One tradition that captures the mystery of mid-winter celebration and is included in many Christmas Revels performances is the Abbots Bromley Horn Dance. This age-old procession of ten figures is still enacted each September in Abbots Bromley in Staffordshire, England.
In the long-standing local ritual of Abbots Bromley dancing, six men carry sets of caribou horns, followed by a hobby horse, a man dressed as a woman, a boy with a bow and arrow, and a fool who periodically dings a small triangle. The archetypal characters who follow the horn dancers were likely actors in a play that has since been lost and the dance perhaps a part of the dramatic action.
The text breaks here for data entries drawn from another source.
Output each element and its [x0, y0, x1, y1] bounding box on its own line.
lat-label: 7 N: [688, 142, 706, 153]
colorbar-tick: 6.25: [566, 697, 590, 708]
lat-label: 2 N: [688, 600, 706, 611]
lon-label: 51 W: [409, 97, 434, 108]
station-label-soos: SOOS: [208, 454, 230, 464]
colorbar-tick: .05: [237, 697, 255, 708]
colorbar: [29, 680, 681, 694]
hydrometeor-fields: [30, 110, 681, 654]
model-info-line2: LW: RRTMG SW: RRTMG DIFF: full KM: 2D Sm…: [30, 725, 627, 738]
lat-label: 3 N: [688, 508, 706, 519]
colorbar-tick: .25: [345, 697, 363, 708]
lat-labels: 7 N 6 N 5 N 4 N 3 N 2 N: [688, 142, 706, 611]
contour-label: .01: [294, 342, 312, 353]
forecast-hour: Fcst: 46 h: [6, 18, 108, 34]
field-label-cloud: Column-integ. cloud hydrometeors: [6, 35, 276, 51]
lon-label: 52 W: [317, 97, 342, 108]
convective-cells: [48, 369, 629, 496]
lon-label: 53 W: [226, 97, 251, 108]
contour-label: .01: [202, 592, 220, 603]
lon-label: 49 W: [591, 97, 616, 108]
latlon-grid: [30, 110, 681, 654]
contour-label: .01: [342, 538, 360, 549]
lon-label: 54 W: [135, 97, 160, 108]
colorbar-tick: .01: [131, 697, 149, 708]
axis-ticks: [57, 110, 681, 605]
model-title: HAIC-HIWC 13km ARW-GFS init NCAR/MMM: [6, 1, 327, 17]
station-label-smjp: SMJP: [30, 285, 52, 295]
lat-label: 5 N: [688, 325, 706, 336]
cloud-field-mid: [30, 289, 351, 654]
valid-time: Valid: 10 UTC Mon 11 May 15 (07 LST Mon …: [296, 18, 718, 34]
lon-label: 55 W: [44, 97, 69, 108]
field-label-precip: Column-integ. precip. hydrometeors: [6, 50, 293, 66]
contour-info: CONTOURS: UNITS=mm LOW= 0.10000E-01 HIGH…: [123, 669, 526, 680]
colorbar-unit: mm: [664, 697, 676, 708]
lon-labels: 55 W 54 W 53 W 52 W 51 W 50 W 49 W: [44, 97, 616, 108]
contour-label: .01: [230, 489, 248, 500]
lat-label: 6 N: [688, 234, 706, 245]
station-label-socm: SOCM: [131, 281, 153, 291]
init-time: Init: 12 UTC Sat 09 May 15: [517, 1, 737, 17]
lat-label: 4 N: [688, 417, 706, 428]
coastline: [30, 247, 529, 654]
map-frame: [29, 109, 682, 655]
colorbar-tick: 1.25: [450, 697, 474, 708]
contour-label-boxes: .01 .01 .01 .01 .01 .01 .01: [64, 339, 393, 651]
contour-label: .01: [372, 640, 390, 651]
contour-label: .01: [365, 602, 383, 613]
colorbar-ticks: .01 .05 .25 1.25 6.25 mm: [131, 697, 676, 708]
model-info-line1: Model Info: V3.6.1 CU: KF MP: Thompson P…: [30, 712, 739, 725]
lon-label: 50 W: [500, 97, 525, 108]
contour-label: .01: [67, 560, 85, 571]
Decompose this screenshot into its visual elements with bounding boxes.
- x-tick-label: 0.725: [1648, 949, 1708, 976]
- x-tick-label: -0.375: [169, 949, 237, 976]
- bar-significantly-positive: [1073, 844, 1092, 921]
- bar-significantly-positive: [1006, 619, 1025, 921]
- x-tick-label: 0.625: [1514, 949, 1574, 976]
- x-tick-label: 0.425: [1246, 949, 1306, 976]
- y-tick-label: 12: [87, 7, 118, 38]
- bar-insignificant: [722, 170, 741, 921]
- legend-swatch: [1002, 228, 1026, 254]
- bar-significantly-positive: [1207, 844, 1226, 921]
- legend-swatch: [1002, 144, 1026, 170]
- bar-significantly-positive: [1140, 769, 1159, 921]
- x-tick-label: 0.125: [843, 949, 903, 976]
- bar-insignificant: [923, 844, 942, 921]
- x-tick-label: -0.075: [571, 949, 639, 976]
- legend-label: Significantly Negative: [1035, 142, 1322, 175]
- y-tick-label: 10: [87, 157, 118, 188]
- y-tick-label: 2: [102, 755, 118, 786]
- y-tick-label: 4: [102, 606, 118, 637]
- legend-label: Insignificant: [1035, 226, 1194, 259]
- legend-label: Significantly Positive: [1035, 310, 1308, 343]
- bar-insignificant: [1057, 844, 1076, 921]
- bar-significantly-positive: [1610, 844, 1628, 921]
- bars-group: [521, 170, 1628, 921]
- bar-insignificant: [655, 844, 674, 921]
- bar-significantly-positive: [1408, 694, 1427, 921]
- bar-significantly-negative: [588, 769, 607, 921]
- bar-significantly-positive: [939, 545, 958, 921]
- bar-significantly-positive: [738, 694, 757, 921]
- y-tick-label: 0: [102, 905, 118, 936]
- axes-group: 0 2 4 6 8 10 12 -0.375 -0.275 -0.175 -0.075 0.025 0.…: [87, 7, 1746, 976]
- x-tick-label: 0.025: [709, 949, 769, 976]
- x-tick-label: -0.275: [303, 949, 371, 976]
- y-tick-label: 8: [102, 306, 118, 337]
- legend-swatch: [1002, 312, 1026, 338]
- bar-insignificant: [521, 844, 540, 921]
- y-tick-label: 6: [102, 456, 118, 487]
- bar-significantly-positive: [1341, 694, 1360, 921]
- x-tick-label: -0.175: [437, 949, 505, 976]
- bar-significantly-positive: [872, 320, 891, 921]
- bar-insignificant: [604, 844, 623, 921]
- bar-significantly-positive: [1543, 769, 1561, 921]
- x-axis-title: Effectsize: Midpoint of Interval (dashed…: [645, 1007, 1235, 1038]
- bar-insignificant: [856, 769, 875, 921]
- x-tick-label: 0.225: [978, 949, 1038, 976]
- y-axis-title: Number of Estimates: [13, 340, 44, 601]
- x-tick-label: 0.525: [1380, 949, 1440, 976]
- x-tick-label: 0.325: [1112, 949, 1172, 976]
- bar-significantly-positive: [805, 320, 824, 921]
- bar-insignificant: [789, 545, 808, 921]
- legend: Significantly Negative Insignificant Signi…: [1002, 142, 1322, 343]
Lines of five dancers each approach, retire, cross, and repeat, with some clashing of the horns. The style is sprightly, using many different tunes (including “Yankee Doodle”)
In contrasting style, the Revels tradition uses what Abbots Bromley locals call “The Old Tune” a haunting melody first notated in the 1850s by an Abbots Bromley resident, William Robinson, who said it was old in his time. Revels founder, Jack Langstaff, first saw the dance performed outdoors at twilight in a wooded setting – the dancers appeared, made their serpentine figures, and then disappeared in a way that suggested a never-ending flow of ritual mystery that resonated with his concept of Revels.
When not being used for the dance, the horns in Abbots Bromley (recently carbon-dated to 1065) hang on the walls of the local church. At least one historian of the dance has identified them with an 11th-century monk named Wulfric, counselor to King Ethelred and founder of a Benedictine Abbey on whose land the village was founded in 1004. He speculates that the horns were from caribou brought in by Vikings, possibly the same Vikings against whom Wulfric defended Mercia in 1010. Nothing is known of the dance at that period, or even if there was such a dance at that time.
The earliest reference in writing appeared in 1686, when Dr. Robert Plot, in A Natural History of Staffordshire, described a dance he called “the hobby horse dance,” involving six sets of caribou horns and a hobby horse. At that time, the dance was done at Christmas.
Since the 19th century, the dance has been performed on the Monday after the first Sunday after September 4th, for reasons no one quite knows. It is an all-day affair performed to several lively tunes with local processions in town and travel to outlying areas. There is much food, drink, singing, and general social merriment throughout the day, and the horns are then retired to the church to wait another year.